Mais Brasilia ne pourra pas faire de miracles sans aide internationale, a averti celle qui fut déjà ministre de l'Environnement des précédents mandats de Lula (2003-2010), mais avait claqué la porte en 2008 pour protester contre le manque de moyens.
La ministre s'est félicitée de la réactivation et de l'augmentation du Fonds Amazonie, dont les principaux contributeurs sont la Norvège et l'Allemagne. Il avait été gelé en raison de polémiques avec Jair Bolsonaro sur les incendies dans la plus grande forêt tropicale du monde.
"Nous sommes en discussions avec le Royaume-Uni, la France, l'Espagne et de nombreux autres pays qui peuvent abonder le Fonds Amazonie. Nous ne voulons pas que ce soit seulement l'Allemagne et la Norvège".
- "Vivre dans la dignité" -
Outre avec les gouvernements, les discussions sont également bien avancées avec des entreprises et des organisations philanthropiques, assure Marina Silva. Mais il va falloir plus d'efforts de la part de la communauté internationale.

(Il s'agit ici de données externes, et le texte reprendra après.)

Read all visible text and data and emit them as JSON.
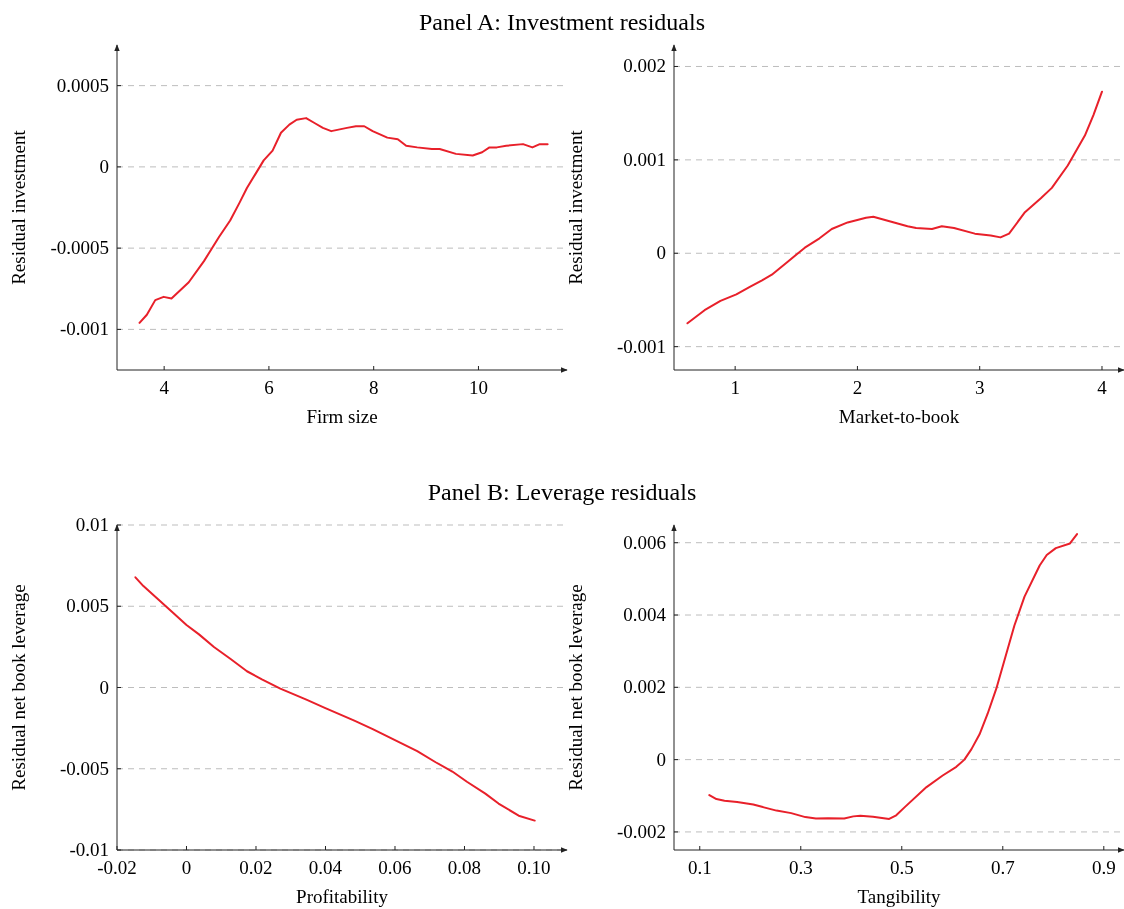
{
  "chart_data": [
    {
      "type": "line",
      "title": "Panel A: Investment residuals",
      "xlabel": "Firm size",
      "ylabel": "Residual investment",
      "xlim": [
        3.1,
        11.69
      ],
      "ylim": [
        -0.00125,
        0.00075
      ],
      "xticks": [
        4,
        6,
        8,
        10
      ],
      "yticks": [
        -0.001,
        -0.0005,
        0,
        0.0005
      ],
      "grid": "y",
      "series": [
        {
          "color": "#e8202a",
          "x": [
            3.53,
            3.67,
            3.83,
            3.99,
            4.14,
            4.47,
            4.76,
            5.05,
            5.26,
            5.44,
            5.58,
            5.75,
            5.9,
            6.07,
            6.23,
            6.39,
            6.53,
            6.71,
            6.87,
            7.03,
            7.19,
            7.49,
            7.66,
            7.82,
            7.98,
            8.26,
            8.46,
            8.62,
            8.83,
            9.11,
            9.26,
            9.57,
            9.89,
            10.07,
            10.21,
            10.35,
            10.53,
            10.85,
            11.03,
            11.17,
            11.32
          ],
          "values": [
            -0.00096,
            -0.00091,
            -0.00082,
            -0.0008,
            -0.00081,
            -0.00071,
            -0.00058,
            -0.00043,
            -0.00033,
            -0.00022,
            -0.00013,
            -4e-05,
            4e-05,
            0.0001,
            0.00021,
            0.00026,
            0.00029,
            0.0003,
            0.00027,
            0.00024,
            0.00022,
            0.00024,
            0.00025,
            0.00025,
            0.00022,
            0.00018,
            0.00017,
            0.00013,
            0.00012,
            0.00011,
            0.00011,
            8e-05,
            7e-05,
            9e-05,
            0.00012,
            0.00012,
            0.00013,
            0.00014,
            0.00012,
            0.00014,
            0.00014
          ]
        }
      ]
    },
    {
      "type": "line",
      "xlabel": "Market-to-book",
      "ylabel": "Residual investment",
      "xlim": [
        0.5,
        4.18
      ],
      "ylim": [
        -0.00125,
        0.00223
      ],
      "xticks": [
        1,
        2,
        3,
        4
      ],
      "yticks": [
        -0.001,
        0,
        0.001,
        0.002
      ],
      "grid": "y",
      "series": [
        {
          "color": "#e8202a",
          "x": [
            0.61,
            0.75,
            0.88,
            1.01,
            1.12,
            1.22,
            1.3,
            1.43,
            1.57,
            1.69,
            1.79,
            1.92,
            2.07,
            2.13,
            2.27,
            2.41,
            2.48,
            2.61,
            2.69,
            2.79,
            2.96,
            3.09,
            3.17,
            3.24,
            3.37,
            3.5,
            3.59,
            3.72,
            3.86,
            3.93,
            4.0
          ],
          "values": [
            -0.00075,
            -0.00061,
            -0.00051,
            -0.00044,
            -0.00036,
            -0.00029,
            -0.00023,
            -9e-05,
            6e-05,
            0.00016,
            0.00026,
            0.00033,
            0.00038,
            0.00039,
            0.00034,
            0.00029,
            0.00027,
            0.00026,
            0.00029,
            0.00027,
            0.00021,
            0.00019,
            0.00017,
            0.00021,
            0.00044,
            0.00059,
            0.0007,
            0.00094,
            0.00126,
            0.00148,
            0.00173
          ]
        }
      ]
    },
    {
      "type": "line",
      "title": "Panel B: Leverage residuals",
      "xlabel": "Profitability",
      "ylabel": "Residual net book leverage",
      "xlim": [
        -0.02,
        0.1095
      ],
      "ylim": [
        -0.01,
        0.01
      ],
      "xticks": [
        -0.02,
        0,
        0.02,
        0.04,
        0.06,
        0.08,
        {
          "value": 0.1,
          "label": "0.10"
        }
      ],
      "yticks": [
        -0.01,
        -0.005,
        0,
        0.005,
        0.01
      ],
      "grid": "y",
      "series": [
        {
          "color": "#e8202a",
          "x": [
            -0.0147,
            -0.0124,
            -0.0081,
            -0.0038,
            0,
            0.0036,
            0.0079,
            0.0127,
            0.0174,
            0.0217,
            0.027,
            0.0345,
            0.0398,
            0.0483,
            0.0536,
            0.06,
            0.0664,
            0.0717,
            0.0765,
            0.0807,
            0.086,
            0.0898,
            0.0956,
            0.1002
          ],
          "values": [
            0.00678,
            0.00624,
            0.00542,
            0.00458,
            0.00385,
            0.00327,
            0.00249,
            0.00175,
            0.001,
            0.0005,
            -7e-05,
            -0.00075,
            -0.00125,
            -0.00204,
            -0.00256,
            -0.00324,
            -0.00392,
            -0.0046,
            -0.00517,
            -0.0058,
            -0.00653,
            -0.00714,
            -0.00789,
            -0.00819
          ]
        }
      ]
    },
    {
      "type": "line",
      "xlabel": "Tangibility",
      "ylabel": "Residual net book leverage",
      "xlim": [
        0.049,
        0.94
      ],
      "ylim": [
        -0.0025,
        0.00649
      ],
      "xticks": [
        0.1,
        0.3,
        0.5,
        0.7,
        0.9
      ],
      "yticks": [
        -0.002,
        0,
        0.002,
        0.004,
        0.006
      ],
      "grid": "y",
      "series": [
        {
          "color": "#e8202a",
          "x": [
            0.119,
            0.133,
            0.149,
            0.174,
            0.206,
            0.227,
            0.252,
            0.281,
            0.309,
            0.33,
            0.354,
            0.386,
            0.404,
            0.418,
            0.443,
            0.475,
            0.489,
            0.507,
            0.549,
            0.581,
            0.608,
            0.624,
            0.638,
            0.654,
            0.67,
            0.688,
            0.705,
            0.723,
            0.743,
            0.773,
            0.787,
            0.805,
            0.833,
            0.847
          ],
          "values": [
            -0.00098,
            -0.00109,
            -0.00114,
            -0.00117,
            -0.00124,
            -0.00132,
            -0.00141,
            -0.00148,
            -0.00159,
            -0.00163,
            -0.00162,
            -0.00163,
            -0.00157,
            -0.00155,
            -0.00158,
            -0.00164,
            -0.00154,
            -0.0013,
            -0.00076,
            -0.00044,
            -0.0002,
            0,
            0.00029,
            0.0007,
            0.00127,
            0.002,
            0.00283,
            0.00371,
            0.00451,
            0.00537,
            0.00566,
            0.00585,
            0.00598,
            0.00624
          ]
        }
      ]
    }
  ]
}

"Cette collaboration avec les pays développés doit se traduire aussi par l'ouverture des marchés à nos produits durables", dit la ministre, afin que "ce qui est produit de manière légale puisse être une source de revenus pour les 25 millions d'habitants de l'Amazonie".
"Nous devons garantir à ces populations de vivre dans la dignité", explique-t-elle, ajoutant que l'engagement à lutter contre la commercialisation de l'or et du bois produits illégalement doit être multilatéral.
De même, "si les pays développés ne réduisent pas eux aussi les émissions de dioxyde de carbone, l'Amazonie sera détruite".